Au début de cette période, Bono commence à pratiquer la négation avec la particule No[7] en anglais : /no akol/ no manger, /no wawa/ no malade. Elle sait la différence entre plein et vide. Elle développe son vocabulaire des animaux : chameau, lion, tortu, cheval. Le vocabulaire des légumes et des fruits devient aussi riche : concombre, oignon, pomme, orange, banane, pomme de terre, piment. Il sait accorder le bon chiffre au nombre d’objets de 1 à 3. Sa première phrase au passé est : Le pigeon a volé /elћamameh t؟arat/. Les couleurs qu’elle sait utiliser : rouge, blanc, rose, vert. Ses premiers verbes à l’impératif dans des phrases bien structurées avec une bonne prononciation sont : Regarde, Laisse-moi, Donne-moi à manger. Elle utilise toujours le No anglais pour faire la négation : /no laqεt bant؟alon/ No trouver le pantalon. À ce propos, Juillard parle de shift si bien qu’elle dit que le :

sujet parlant qui bricole et utilise les moyens du bord, c’est-à-dire « tout ce dont il dispose » ; le shift qui est toujours, en contexte, un marquage empirique et la trace d’une discontinuité structurelle, est, peut-on dire, indicatif de l’activité de « feuilletage », qui est une déclinaison, personnelle autant que collective, de variétés linguistiques qui s’actualisent et se définissent grâce au marquage. (Caroline Juillard, 2011 : 31)

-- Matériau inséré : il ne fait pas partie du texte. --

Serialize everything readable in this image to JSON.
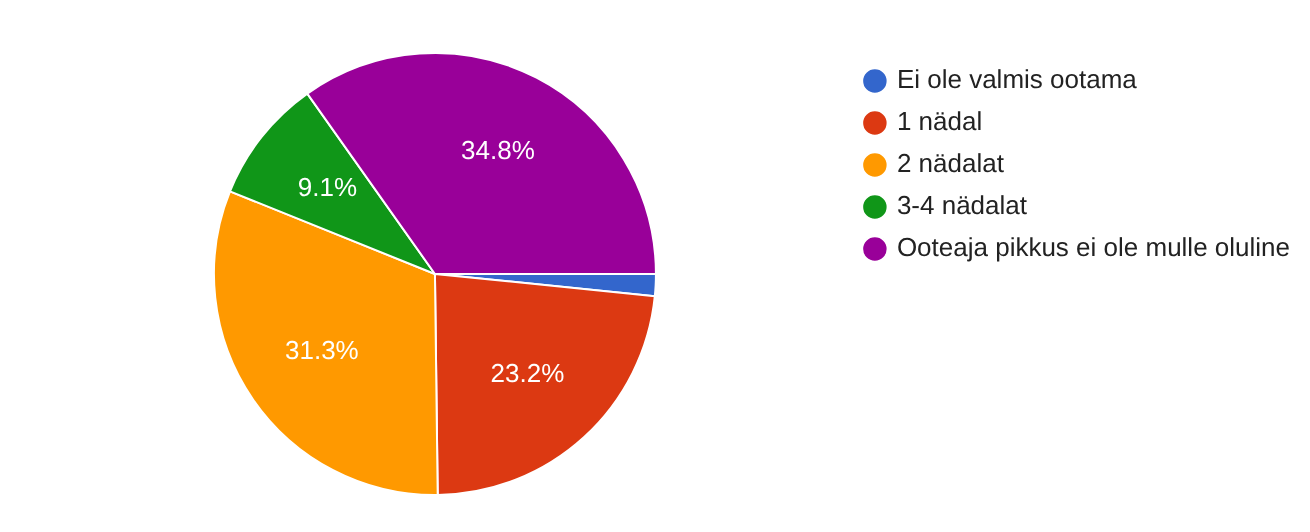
{
  "chart_data": {
    "type": "pie",
    "categories": [
      "Ei ole valmis ootama",
      "1 nädal",
      "2 nädalat",
      "3-4 nädalat",
      "Ooteaja pikkus ei ole mulle oluline"
    ],
    "values": [
      1.6,
      23.2,
      31.3,
      9.1,
      34.8
    ],
    "value_labels": [
      null,
      "23.2%",
      "31.3%",
      "9.1%",
      "34.8%"
    ],
    "colors": [
      "#3366cc",
      "#dc3912",
      "#ff9900",
      "#109618",
      "#990099"
    ],
    "legend": "right"
  }
}
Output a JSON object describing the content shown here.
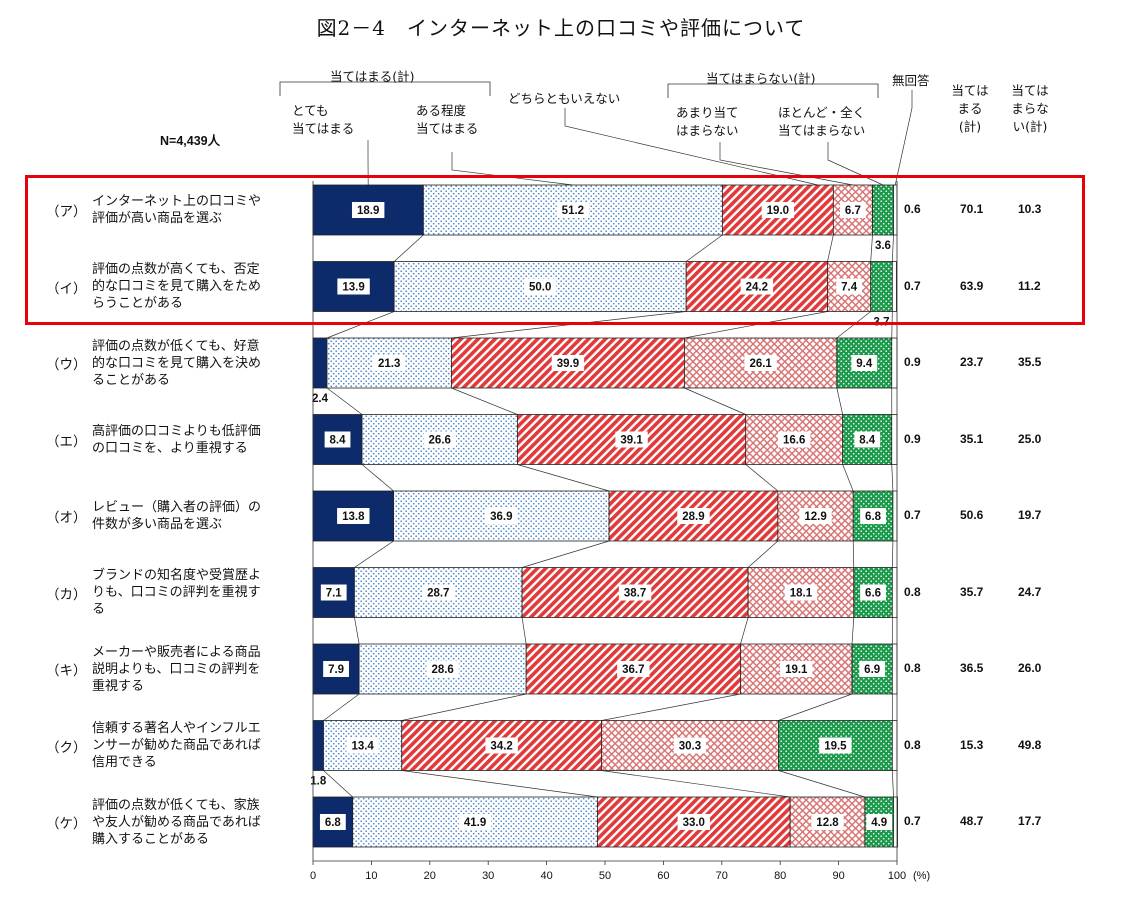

Elle développe très bien le passé : j’ai mangé /akalt/. Elle commence à utiliser les adjectifs possessifs mais avec des erreurs : /bant؟alon ana/ moi pantalon pour dire mon pantalon.

Quant à Medo, il développe son vocabulaire mais toujours moins que Bono : pomme, banane, orange et pour les animaux chien, cheval. Il sait toujours compter de 1 à 3 mais sans savoir accorder le bon chiffre au bon nombre. Il dit trois pour une deux ou trois objets. Il ne connait pas les couleurs et il n’utilise pas encore le passé : il vole pour il a volé. Concernant les pronoms il dit comme Bono /bant؟alon ana/ moi pantalon pour mon pantalon. Il mélange les possessifs : ton pied pour mon pied.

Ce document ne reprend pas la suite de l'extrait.